Дозвонившись до кафедры, выслушал очень сухую и жесткую тираду заведующего.

— Но, Борис Владимирович, положенный мне по графику отпуск заканчивается только завтра, — возразил, выслушав выговор.

— Простите, но я вам заявления на отпуск не подписывал!

— Как странно! Но ведь у нас с вами была личная договоренность...

Заведующий кафедрой прервал:

— У нас с вами очень много было договоренностей! Я потерял счет вашим очередным и творческим отпускам. А обязанности на кафедре должны выполнять другие...

— Вы имеете в виду переборку овощей? — не выдержал Стахов. — Эту научную тему я завершил с перевыполнением!
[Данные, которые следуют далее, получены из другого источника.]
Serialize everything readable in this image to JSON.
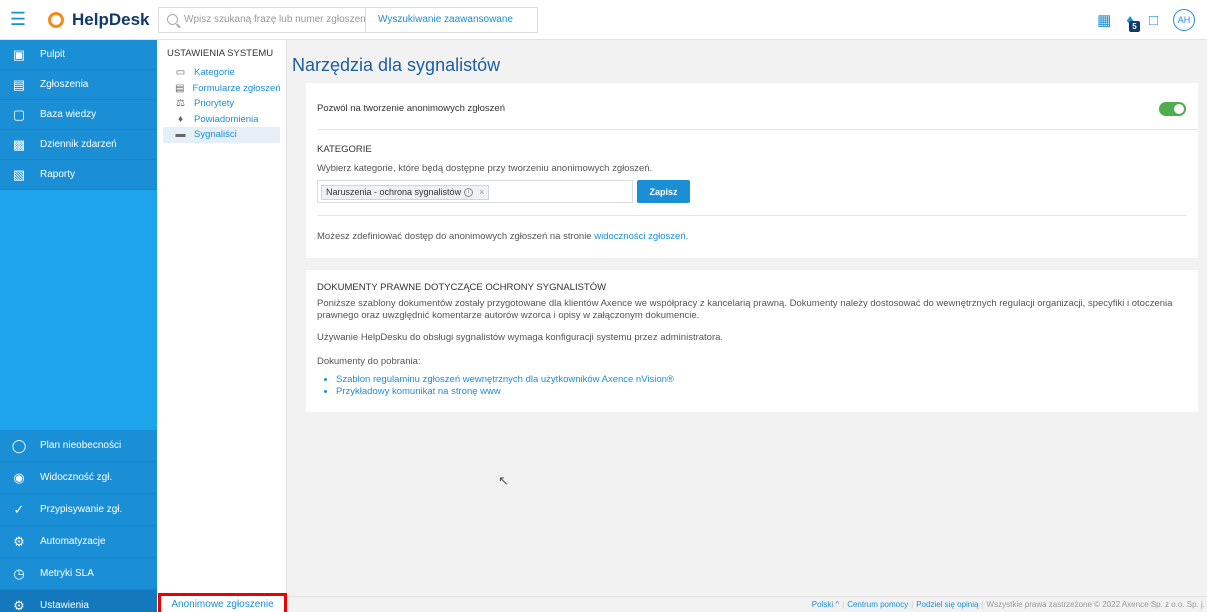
{
  "topbar": {
    "app_name": "HelpDesk",
    "search_placeholder": "Wpisz szukaną frazę lub numer zgłoszenia",
    "advanced_search": "Wyszukiwanie zaawansowane",
    "notification_count": "5",
    "avatar_initials": "AH",
    "icons": [
      "menu-icon",
      "apps-grid-icon",
      "bell-icon",
      "chat-icon"
    ]
  },
  "sidebar": {
    "items": [
      {
        "label": "Pulpit",
        "icon": "dashboard-icon"
      },
      {
        "label": "Zgłoszenia",
        "icon": "tickets-icon"
      },
      {
        "label": "Baza wiedzy",
        "icon": "knowledge-base-icon"
      },
      {
        "label": "Dziennik zdarzeń",
        "icon": "event-log-icon"
      },
      {
        "label": "Raporty",
        "icon": "reports-icon"
      }
    ],
    "bottom_items": [
      {
        "label": "Plan nieobecności",
        "icon": "absence-plan-icon"
      },
      {
        "label": "Widoczność zgł.",
        "icon": "visibility-icon"
      },
      {
        "label": "Przypisywanie zgł.",
        "icon": "assign-icon"
      },
      {
        "label": "Automatyzacje",
        "icon": "automation-icon"
      },
      {
        "label": "Metryki SLA",
        "icon": "sla-icon"
      },
      {
        "label": "Ustawienia",
        "icon": "settings-icon"
      }
    ]
  },
  "subnav": {
    "title": "USTAWIENIA SYSTEMU",
    "items": [
      {
        "label": "Kategorie",
        "icon": "folder-icon"
      },
      {
        "label": "Formularze zgłoszeń",
        "icon": "form-icon"
      },
      {
        "label": "Priorytety",
        "icon": "scale-icon"
      },
      {
        "label": "Powiadomienia",
        "icon": "bell-icon"
      },
      {
        "label": "Sygnaliści",
        "icon": "whistle-icon"
      }
    ],
    "bottom_button": "Anonimowe zgłoszenie"
  },
  "main": {
    "title": "Narzędzia dla sygnalistów",
    "allow_anonymous_label": "Pozwól na tworzenie anonimowych zgłoszeń",
    "allow_anonymous_enabled": true,
    "categories_title": "KATEGORIE",
    "categories_desc": "Wybierz kategorie, które będą dostępne przy tworzeniu anonimowych zgłoszeń.",
    "selected_tag": "Naruszenia - ochrona sygnalistów",
    "save_label": "Zapisz",
    "visibility_text": "Możesz zdefiniować dostęp do anonimowych zgłoszeń na stronie ",
    "visibility_link": "widoczności zgłoszeń.",
    "docs_title": "DOKUMENTY PRAWNE DOTYCZĄCE OCHRONY SYGNALISTÓW",
    "docs_para1": "Poniższe szablony dokumentów zostały przygotowane dla klientów Axence we współpracy z kancelarią prawną. Dokumenty należy dostosować do wewnętrznych regulacji organizacji, specyfiki i otoczenia prawnego oraz uwzględnić komentarze autorów wzorca i opisy w załączonym dokumencie.",
    "docs_para2": "Używanie HelpDesku do obsługi sygnalistów wymaga konfiguracji systemu przez administratora.",
    "docs_download_label": "Dokumenty do pobrania:",
    "docs": [
      "Szablon regulaminu zgłoszeń wewnętrznych dla użytkowników Axence nVision®",
      "Przykładowy komunikat na stronę www"
    ]
  },
  "footer": {
    "language": "Polski",
    "help_center": "Centrum pomocy",
    "feedback": "Podziel się opinią",
    "copyright": "Wszystkie prawa zastrzeżone © 2022 Axence Sp. z o.o. Sp. j."
  },
  "colors": {
    "primary": "#1b8fd6",
    "sidebar": "#1ea4ea",
    "toggle_on": "#4cae4c",
    "highlight_border": "#e00000"
  }
}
Кстати, по плану переработки и расфасовки лука я далеко позади оставил всех научных работников и лаборантов! Вместо двухсот пятидесяти килограммов, предусмотренных на смену, перебирал и расфасовывал по триста пятьдесят...

— Перестаньте ерничать, Стахов, — снова оборвал заведующий. — Дело обстоит очень серьезно! И, кстати, мы еще разберемся...

Стахов психанул:

— Разбирайтесь, — и повесил трубку.

«Прелюдия к делу о разводе совсем неплохая! — подумал, жалея, что не сдержался, что начал разговор о своей работе на овощебазе. Получилось, что он вроде бы сводил счеты. — И вешать трубку было ни к чему».